The challenges of traveling spacesuits shaped the upcoming exhibition Suited for Space, a collaboration between SITES and NASM that begins its national tour in April 2011. Because the collection cannot travel, it has been thoroughly photographed, providing amazing and detailed pictures of pressure-suit design and development, the early pressure suits, those from the Mercury, Gemini, and Apollo programs, advanced extra-vehicular suits, and those designed for the U.S. Air Force Manned Orbiting Laboratory program. Currently some of the suits are being x-rayed—a process that requires about 35 sheets of x-ray film per suit.

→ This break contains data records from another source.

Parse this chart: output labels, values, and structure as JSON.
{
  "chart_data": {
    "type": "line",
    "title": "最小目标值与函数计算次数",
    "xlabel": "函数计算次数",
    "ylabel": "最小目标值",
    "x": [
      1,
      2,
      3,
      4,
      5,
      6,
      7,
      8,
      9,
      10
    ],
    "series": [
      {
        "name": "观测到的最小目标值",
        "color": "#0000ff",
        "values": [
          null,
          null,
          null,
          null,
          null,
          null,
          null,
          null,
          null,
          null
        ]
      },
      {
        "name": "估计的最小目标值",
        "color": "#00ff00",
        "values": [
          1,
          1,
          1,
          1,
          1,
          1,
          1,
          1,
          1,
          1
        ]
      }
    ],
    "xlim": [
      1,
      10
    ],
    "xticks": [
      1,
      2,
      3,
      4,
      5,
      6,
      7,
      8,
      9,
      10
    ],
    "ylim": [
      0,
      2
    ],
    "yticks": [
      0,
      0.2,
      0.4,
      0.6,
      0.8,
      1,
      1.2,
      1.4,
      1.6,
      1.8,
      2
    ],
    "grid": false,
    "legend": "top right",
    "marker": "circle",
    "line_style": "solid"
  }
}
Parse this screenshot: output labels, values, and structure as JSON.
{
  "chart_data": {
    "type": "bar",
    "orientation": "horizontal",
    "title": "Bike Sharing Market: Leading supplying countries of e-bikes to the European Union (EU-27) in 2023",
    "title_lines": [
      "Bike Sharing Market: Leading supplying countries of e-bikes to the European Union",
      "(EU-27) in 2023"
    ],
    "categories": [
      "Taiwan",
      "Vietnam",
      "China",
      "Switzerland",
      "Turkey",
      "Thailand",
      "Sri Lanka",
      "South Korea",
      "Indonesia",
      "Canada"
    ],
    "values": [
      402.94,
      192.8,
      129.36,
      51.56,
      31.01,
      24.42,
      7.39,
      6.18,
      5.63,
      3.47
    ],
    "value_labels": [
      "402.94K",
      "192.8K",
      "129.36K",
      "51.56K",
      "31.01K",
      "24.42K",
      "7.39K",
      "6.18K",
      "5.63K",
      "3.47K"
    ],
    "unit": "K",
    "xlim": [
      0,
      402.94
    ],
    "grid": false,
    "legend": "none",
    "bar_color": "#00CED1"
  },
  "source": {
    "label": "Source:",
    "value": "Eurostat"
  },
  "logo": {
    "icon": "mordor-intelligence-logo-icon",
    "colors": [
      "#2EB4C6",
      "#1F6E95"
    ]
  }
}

“You can’t pull a suit apart to see what's going on inside,” says Young. “You can either look down its neck with a flashlight or you can x-ray it. With the x-ray images, works of art themselves, you can see the ball bearings, the fibers, the sewing holes, and the rubber convoluted joints at the elbows, thighs, and knees that enabled the astronaut to walk.”
The striking photographs by Mark Avino, NASM’s chief of photographic services, with x-rays by Ron Cunningham of the Smithsonian’s Museum Conservation Institute, with Avino, are presented in Young’s just-published book, Spacesuits: The Smithsonian National Air and Space Museum Collection (powerHouse Books, 2009). The traveling exhibition Suited for Space includes these amazing images—many life size—along with informative text and some small objects.